Interestingly, thingiverse seems like its going through a lot of organizational challenges - people really don’t like the website and numerous redesigns have ended badly. Heres my guess - 3D printing isn’t what it was going to be. This means that the originally well hyped and well funded site wasn’t getting as much traction as it promised it would and thus it was handed to new ownership, then to new ownership, etc. Basically startup problems.

Now, why did I want to make supercuber? Why was thingiverse so hyped? Why haven’t I thought about this in 11 years and meanwhile, thingiverse has struggled through those 11 years? The idea of universal replicators is still really cool - the idea that every product in your house can be made by you and by one machine, and for which the blueprints are available online. These blueprints can be collaborated on so that in the future, when you need a hammer, you can make your own best possible hammer that everyone else has too.
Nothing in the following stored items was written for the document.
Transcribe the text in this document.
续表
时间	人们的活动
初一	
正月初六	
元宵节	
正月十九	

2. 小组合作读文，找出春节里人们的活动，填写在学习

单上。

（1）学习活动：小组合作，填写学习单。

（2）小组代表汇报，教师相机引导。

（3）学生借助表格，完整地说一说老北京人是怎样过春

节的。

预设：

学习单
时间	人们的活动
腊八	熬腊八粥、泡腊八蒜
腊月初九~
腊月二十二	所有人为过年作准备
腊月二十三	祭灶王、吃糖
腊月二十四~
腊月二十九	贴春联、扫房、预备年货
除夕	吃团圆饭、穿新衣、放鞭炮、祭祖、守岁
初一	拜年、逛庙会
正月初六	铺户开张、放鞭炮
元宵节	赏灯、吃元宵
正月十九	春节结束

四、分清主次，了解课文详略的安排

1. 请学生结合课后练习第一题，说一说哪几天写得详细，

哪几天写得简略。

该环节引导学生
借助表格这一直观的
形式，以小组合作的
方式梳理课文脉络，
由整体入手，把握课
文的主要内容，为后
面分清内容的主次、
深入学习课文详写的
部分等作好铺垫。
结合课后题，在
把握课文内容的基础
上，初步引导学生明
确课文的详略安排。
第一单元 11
Obviously 3D printing technology isn’t there yet - the manufacturing process for hammers is suprisingly complex and 3d printers can barely print metal well. Even assuming 3D printing was perfect - where you can build a hammer atom by atom starting with a block of carbon or some metal, Im not sure that these replicators would be that great. Basically everyone would keep large stashes of pure elements in their houses for anything they hoped to build rather than go to the store.

The thing is, everyone pretty much uses the same stuff. The hammer that works for you works for me - even the iphone that works for you works for me. Even the car, and the bike, etc. This makes mass manufacturing efficient. Now a hammer factory can make hammers for everyone with a process that consumes less energy than building them atom by atom - it just isn’t that hard to go to the store to buy something. Theres a reason our homes pile up with endless stuff. None of this would work if we all needed different stuff but we don’t so it works great.

In summary, I don’t think universal replicators would be that useful. Thus even if 3d printing evolved to that level, I still don’t think it would be that useful. I guess its still cool, but I can no longer see the light.